I haven't got TV service. At all. Not even the local channels. This is not a matter of choice but by reason of living with circumstance.
Still, every cloud has a silver lining: I'm thankful for the lack of TV because this means that I've taken to streaming shows online that I'd never have found otherwise. Japanese dramas are especially enjoyable because they offer stories about relationships, responsibility, and respect in a way that resonates deeply.

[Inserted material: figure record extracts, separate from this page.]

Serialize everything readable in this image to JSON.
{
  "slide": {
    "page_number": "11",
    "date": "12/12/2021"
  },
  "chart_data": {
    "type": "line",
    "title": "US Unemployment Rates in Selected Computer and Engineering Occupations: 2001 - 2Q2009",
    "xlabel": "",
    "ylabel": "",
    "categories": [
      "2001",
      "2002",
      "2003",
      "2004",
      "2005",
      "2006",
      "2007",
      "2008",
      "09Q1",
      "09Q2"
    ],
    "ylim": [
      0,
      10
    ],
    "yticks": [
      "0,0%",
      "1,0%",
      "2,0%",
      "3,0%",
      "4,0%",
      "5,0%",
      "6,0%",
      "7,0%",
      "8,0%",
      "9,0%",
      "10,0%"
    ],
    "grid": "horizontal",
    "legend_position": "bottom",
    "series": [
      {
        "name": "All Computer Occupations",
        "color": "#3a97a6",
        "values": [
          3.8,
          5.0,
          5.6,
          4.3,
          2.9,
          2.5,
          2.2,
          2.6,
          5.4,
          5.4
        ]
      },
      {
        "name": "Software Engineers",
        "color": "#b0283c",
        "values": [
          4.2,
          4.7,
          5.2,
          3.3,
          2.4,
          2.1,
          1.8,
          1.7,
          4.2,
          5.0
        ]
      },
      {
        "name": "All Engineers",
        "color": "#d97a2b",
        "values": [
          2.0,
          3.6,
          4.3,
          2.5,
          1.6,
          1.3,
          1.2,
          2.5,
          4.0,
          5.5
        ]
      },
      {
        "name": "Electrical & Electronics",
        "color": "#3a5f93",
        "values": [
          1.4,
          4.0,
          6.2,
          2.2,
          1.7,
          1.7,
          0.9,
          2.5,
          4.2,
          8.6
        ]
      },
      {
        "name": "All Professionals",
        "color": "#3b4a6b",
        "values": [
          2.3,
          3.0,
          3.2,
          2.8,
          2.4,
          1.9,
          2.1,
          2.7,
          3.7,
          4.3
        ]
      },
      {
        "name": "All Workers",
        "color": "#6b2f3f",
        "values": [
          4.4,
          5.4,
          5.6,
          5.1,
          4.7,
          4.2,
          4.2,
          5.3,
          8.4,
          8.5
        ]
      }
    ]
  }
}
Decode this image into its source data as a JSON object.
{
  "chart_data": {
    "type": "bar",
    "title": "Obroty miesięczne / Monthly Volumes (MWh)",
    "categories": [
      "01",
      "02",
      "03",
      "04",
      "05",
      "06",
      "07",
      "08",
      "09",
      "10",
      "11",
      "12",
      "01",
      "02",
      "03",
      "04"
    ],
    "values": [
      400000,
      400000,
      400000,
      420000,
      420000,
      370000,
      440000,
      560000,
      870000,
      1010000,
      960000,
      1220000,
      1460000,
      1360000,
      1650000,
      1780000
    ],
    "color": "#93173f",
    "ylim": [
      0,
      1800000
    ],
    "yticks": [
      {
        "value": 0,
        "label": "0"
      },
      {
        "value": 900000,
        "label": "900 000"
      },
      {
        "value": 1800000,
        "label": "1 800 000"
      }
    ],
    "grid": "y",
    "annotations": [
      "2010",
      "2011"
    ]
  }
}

Recently I had the opportunity to watch Haru to Natsu. It's based on the true story of two devoted sisters, Haru (Spring) and Natsu (Summer), who are separated as children when their impoverished family moves to Brazil in the 1920's as immigrant workers. Natsu is left behind in Japan when an eye disease renders her ineligible to travel. Haru and Natsu write many letters to one another. Neither of them ever receives a reply, and each thinks the other must have given up on her. It is 70 years before the sisters meet again. Their long-lost letters are miraculously found, and the sisters begin to rebuild their relationship.
It's a very good story but it was the subplot regarding their father that I found interesting.
It is Father who decides that the rest of the family must go on to Brazil without Natsu. He believes that they will all starve if they do not go, so he asks Natsu to bear the burden of being alone. Things do not go well for the family in Brazil, and it seems that every decision that Father makes ends in despair. No matter how hard everyone works, they are weighted down with debt. When the family runs away from the plantation, Father leaves his brother to take on the debt. The family must start over again and again. The eldest son dies from illness and overwork. The second son leaves the family to seek work that will allow him to return to Japan, and he later dies in combat in WW2. Finally, only Haru remains to care for her parents.
Father becomes increasingly irrational and intolerant. Ultimately, he cannot accept that Japan has lost the war. Somehow he equates this with the failures of his own life. If he acknowledges the fact of Japan's loss, he knows that he will have to accept the blame for the ruin he has made of the lives of all of his children, for the fact that he has left others to shoulder responsiblities he should have taken care of. So he stubbornly demands that others accept the falsehood, and he chooses to ignore reality until the day he dies.
We are all a little bit like this, too, aren't we?
Sometimes we reach the point where it is easier to accept a convenient lie than it is to face the uncomfortable truth. When things become too painful, we want to hide from reality. The problem is not in the hiding, it is in the decision to remain there indefinitely. When we stop, we stagnate. As long as we are alive, we have the chance to change and adapt. It just takes one step to move forward in courage to begin the process. But change does not come by one step only but by a succession of single steps one after the other.
The road stretches ahead of us. Look forward. Let's keep walking.